Le contrat de travail existant entre l'employeur (d’origine) et le travailleur reste en vigueur. Toutefois, l'utilisateur devient solidairement responsable du paiement des cotisations sociales, des salaires, des allocations et des prestations qui en découlent. L'utilisateur est également responsable de l'application des dispositions de la législation sur la réglementation et la protection du travail.

Une prolongation a été annoncée jusqu’au 30 juin 2022.

Pour en savoir plus sur le partage des travailleurs n’hésitez pas à consulter la page suivante. Acerta peut vous aider dans ce domaine. Vous pouvez également contacter Acerta à ce sujet par téléphone au 016 24 53 94.

  • Les contrats à durée déterminée successifs pour les chômeurs temporaires

Les chômeurs temporaires peuvent travailler pour un employeur du secteur des soins, de l'éducation et des institutions de recherche de contacts sous contrats de travail à durée déterminée successifs de minimum 7 jours pendant la période du 1er janvier au 31 mars 2022. Votre travailleur a le droit de résilier ces contrats de travail sans préavis.

Ce chapitre contient des informations sur les solutions structurelles appliquées par certains secteurs pendant la crise du coronavirus. N'oubliez pas de consulter votre guide sectoriel sur juricible (disponible gratuitement pour les clients du secrétariat social d'Acerta).
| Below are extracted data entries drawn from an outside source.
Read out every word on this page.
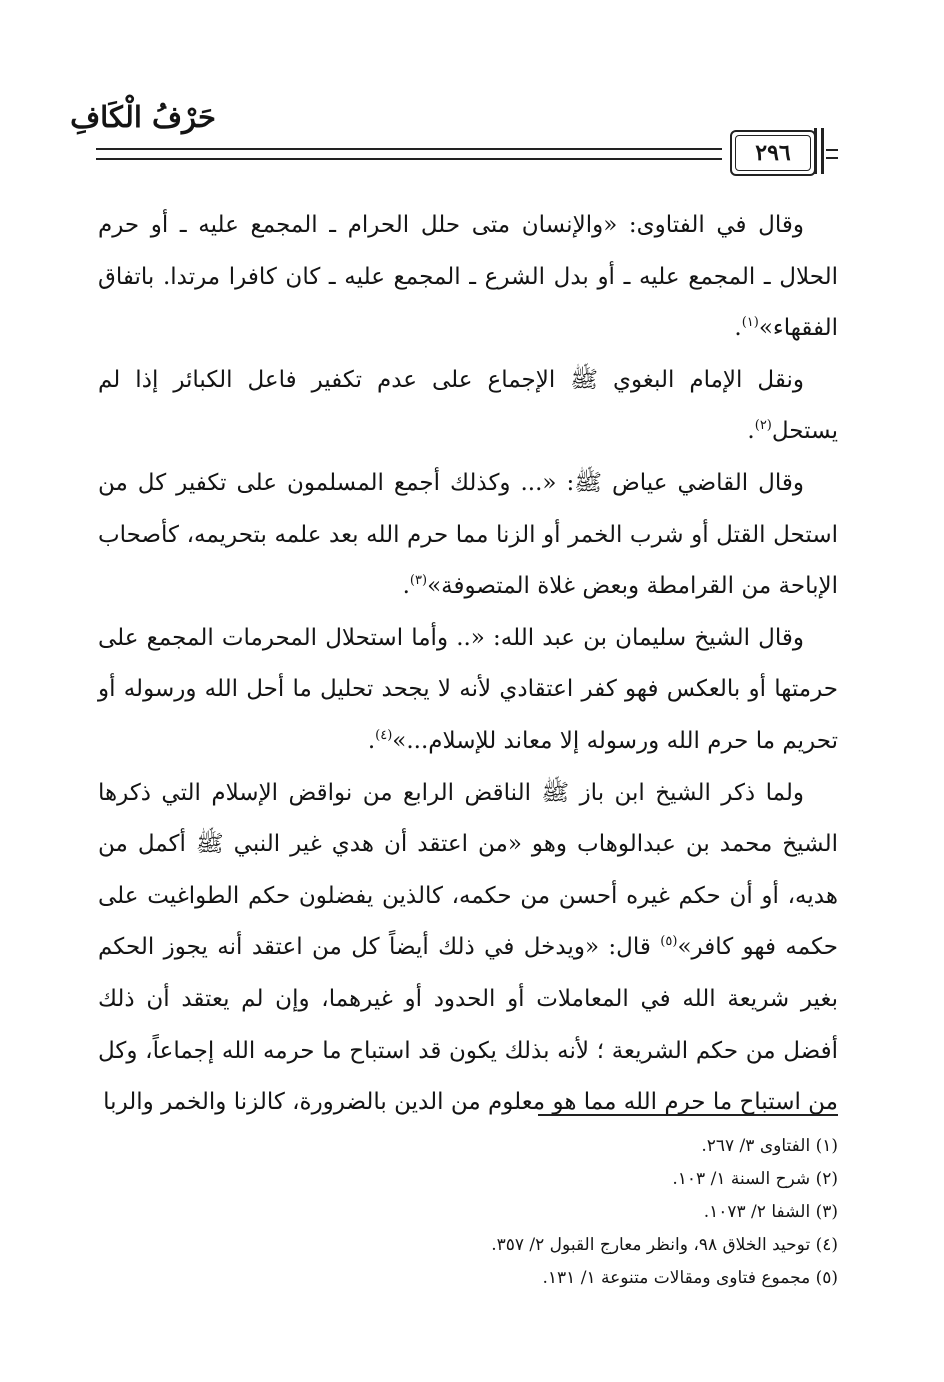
حَرْفُ الْكَافِ
٢٩٦

وقال في الفتاوى: «والإنسان متى حلل الحرام ـ المجمع عليه ـ أو حرم الحلال ـ المجمع عليه ـ أو بدل الشرع ـ المجمع عليه ـ كان كافرا مرتدا. باتفاق الفقهاء»$^{(١)}$.

ونقل الإمام البغوي ﷺ الإجماع على عدم تكفير فاعل الكبائر إذا لم يستحل$^{(٢)}$.

وقال القاضي عياض ﷺ: «... وكذلك أجمع المسلمون على تكفير كل من استحل القتل أو شرب الخمر أو الزنا مما حرم الله بعد علمه بتحريمه، كأصحاب الإباحة من القرامطة وبعض غلاة المتصوفة»$^{(٣)}$.

وقال الشيخ سليمان بن عبد الله: «.. وأما استحلال المحرمات المجمع على حرمتها أو بالعكس فهو كفر اعتقادي لأنه لا يجحد تحليل ما أحل الله ورسوله أو تحريم ما حرم الله ورسوله إلا معاند للإسلام...»$^{(٤)}$.

ولما ذكر الشيخ ابن باز ﷺ الناقض الرابع من نواقض الإسلام التي ذكرها الشيخ محمد بن عبدالوهاب وهو «من اعتقد أن هدي غير النبي ﷺ أكمل من هديه، أو أن حكم غيره أحسن من حكمه، كالذين يفضلون حكم الطواغيت على حكمه فهو كافر»$^{(٥)}$ قال: «ويدخل في ذلك أيضاً كل من اعتقد أنه يجوز الحكم بغير شريعة الله في المعاملات أو الحدود أو غيرهما، وإن لم يعتقد أن ذلك أفضل من حكم الشريعة ؛ لأنه بذلك يكون قد استباح ما حرمه الله إجماعاً، وكل من استباح ما حرم الله مما هو معلوم من الدين بالضرورة، كالزنا والخمر والربا

(١) الفتاوى ٣/ ٢٦٧.
(٢) شرح السنة ١/ ١٠٣.
(٣) الشفا ٢/ ١٠٧٣.
(٤) توحيد الخلاق ٩٨، وانظر معارج القبول ٢/ ٣٥٧.
(٥) مجموع فتاوى ومقالات متنوعة ١/ ١٣١.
Vous y trouverez les informations sectorielles complètes ainsi que les indemnités complémentaires prévues par secteur pour le personnel en chômage temporaire ou qui est maintenu au travail. 

Une prolongation a été annoncée jusqu’au 30 juin 2022.

Les professionnels des soins, devraient-ils être obligés de se faire vacciner?

Pas pour le moment.

Toutefois, compte tenu du rôle crucial des prestataires de soins dans la lutte contre le COVID-19 et de la nécessité de maximiser la protection des patients, le Comité de concertation du 20 août 2021 a demandé d'étudier les modalités d'introduction d'une vaccination complète obligatoire pour tous les professionnels des soins, y compris les travailleurs indépendants, tant dans le secteur ambulatoire que dans les établissements de santé. Plus précisément, il s'agit des médecins, des infirmières, des aides-soignants et autres paramédicaux.

Il y a une proposition sur la table qui prévoit une période transitoire du 1er janvier 2022 au 31 mars 2022 pendant laquelle le professionnel de soins doit prouver qu'il a été vacciné. En cas de non-vaccination, il doit disposer d'un test PCR négatif récent ou d'un certificat de guérisonet prendre les mesures de protection nécessaires (port d'un masque (buccal) et respect d'autres mesures d'hygiène). Si ces derniers ne sont pas disponibles, le professionnel de soins pourra basculer sur le chômage temporaire. À partir du 1er avril 2022, le  visa du professionnel de soins non vacciné sera révoqué. Il pourra être licencié et aura droit aux allocations de chômage. La législation qui doit mettre en œuvre cette proposition doit encore être publiée.

Aujourd'hui, la prise d'autres mesures de prévention (collectives et individuelles) reste nécessaire afin de protéger suffisamment les patients ou les résidents vulnérables et les prestataires de soins eux-mêmes. En attendant que l'obligation soit fixée par la loi, les employeurs des entreprises où le taux de vaccination est faible, en collaboration avec le comité pour la prévention et la protection au travail et avec l'aide des médecins du travail des services de prévention, devront informer et sensibiliser intensivement afin de convaincre le plus grand nombre de travailleurs de l'utilité d'une vaccination par une approche collective et individuelle.